Montaña Rajada, in El Paso on the island of La Palma (Canary Islands, Spain), taken by the Interreg EELabs project camera, from the Roque de los Muchachos Observatory (Garafía, Instituto de Astrofísica de Canarias), looking towards the Caldera de Taburiente and the south of the island.

The worst thing I did the day after the eruption began was read some of the comments (in three languages) alongside La Vanguardia's live reporting of the La Palma eruption. I'll not bore you with the totally irrelevant ones, but one, in Spanish perfectly summarized a lot of them, "erupciona un volcán y salen un montón de locos a anunciar el fin del mundo" (a volcano erupts and a mountain of idiots come out to announce the end of the world).
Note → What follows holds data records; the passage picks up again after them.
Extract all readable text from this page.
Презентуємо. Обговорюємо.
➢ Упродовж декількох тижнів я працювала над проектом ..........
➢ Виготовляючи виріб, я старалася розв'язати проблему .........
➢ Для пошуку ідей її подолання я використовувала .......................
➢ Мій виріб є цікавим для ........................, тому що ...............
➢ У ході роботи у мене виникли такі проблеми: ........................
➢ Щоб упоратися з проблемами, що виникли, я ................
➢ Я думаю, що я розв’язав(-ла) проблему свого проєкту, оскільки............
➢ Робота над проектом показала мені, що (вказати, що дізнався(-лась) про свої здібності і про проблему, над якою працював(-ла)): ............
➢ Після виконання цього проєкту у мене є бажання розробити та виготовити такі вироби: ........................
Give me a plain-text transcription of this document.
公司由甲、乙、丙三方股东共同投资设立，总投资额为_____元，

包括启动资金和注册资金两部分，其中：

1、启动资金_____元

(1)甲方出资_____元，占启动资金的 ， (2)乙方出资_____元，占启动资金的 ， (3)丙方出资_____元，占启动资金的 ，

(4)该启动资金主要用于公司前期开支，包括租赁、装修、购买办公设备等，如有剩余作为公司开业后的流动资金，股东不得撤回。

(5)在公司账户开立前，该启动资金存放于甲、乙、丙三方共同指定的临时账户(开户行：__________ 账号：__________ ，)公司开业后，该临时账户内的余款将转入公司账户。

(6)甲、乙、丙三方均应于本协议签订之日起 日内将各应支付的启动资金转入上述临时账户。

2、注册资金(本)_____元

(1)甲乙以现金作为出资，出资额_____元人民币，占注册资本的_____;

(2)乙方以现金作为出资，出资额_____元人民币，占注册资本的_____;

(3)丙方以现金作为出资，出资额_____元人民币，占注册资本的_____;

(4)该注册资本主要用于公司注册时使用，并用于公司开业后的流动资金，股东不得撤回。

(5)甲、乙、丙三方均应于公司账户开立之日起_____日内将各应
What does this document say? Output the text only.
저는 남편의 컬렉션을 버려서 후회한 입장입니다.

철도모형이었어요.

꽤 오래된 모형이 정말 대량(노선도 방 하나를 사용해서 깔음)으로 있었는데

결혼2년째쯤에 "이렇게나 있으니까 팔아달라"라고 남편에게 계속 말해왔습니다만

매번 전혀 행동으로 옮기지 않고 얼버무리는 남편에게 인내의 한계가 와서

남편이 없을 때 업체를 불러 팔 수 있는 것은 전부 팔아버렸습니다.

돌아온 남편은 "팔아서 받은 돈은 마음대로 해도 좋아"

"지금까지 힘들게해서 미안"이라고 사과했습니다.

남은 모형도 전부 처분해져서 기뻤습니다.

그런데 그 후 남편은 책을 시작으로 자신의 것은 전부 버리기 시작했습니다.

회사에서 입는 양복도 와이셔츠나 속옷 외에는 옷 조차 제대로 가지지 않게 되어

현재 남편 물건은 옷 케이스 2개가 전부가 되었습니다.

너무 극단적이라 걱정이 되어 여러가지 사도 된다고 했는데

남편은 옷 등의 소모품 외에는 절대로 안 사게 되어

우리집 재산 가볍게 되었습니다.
Far from it, but tiny inconveniences like facts aren't going to get in the way of such people's opinions these days.

And one comment, in English, really did say "RIP Canary Islands". [Thumps head against laptop.] Hello! The Canary Islands were formed by volcanic eruptions millions of years ago. "The Canary Islands and some seamounts to the north-east form the Canary Volcanic Province whose volcanic history started about 70 million years ago." This eruption isn't going to kill / destroy the Canary Islands.

It won't even change the orography of La Palma. The island ended up a little bit bigger as the lava reached the sea, as it did after the last eruption in 1971. And as Sheila Crosby pointed out, "This is a small volcano, as volcanoes go." 

It was mentioned in the news coverage that some media outlets had been using misleading headlines and, frankly, I'm surprised that the Daily Mail didn't do their usual "Holiday Chaos as Tourists Flee Volcanic Eruption ..." as though throwing themselves into the sea. Or maybe they did, or maybe the 500 tourists who have been evacuated on La Palma were not British enough for them. 

The situation in the area of ​​La Palma affected by the eruption "is devastating", because "a lava flow with an average height of six meters literally eats away homes, infrastructures, crops that it finds on its way to the coast of the valley of Aridane”, explained the president of the Cabildo, Mariano Hernández Zapata.

Of course the material losses are devastating for those who have lost homes, but it should be seen as more of a success than of disaster: people had been prepared and knew about packing their Armageddon-out-of-here bag(TM); the experts were able to predict almost to the millimetre where the eruption would occur, and when. It could have been much worse, but was never going to destroy the Canary Islands.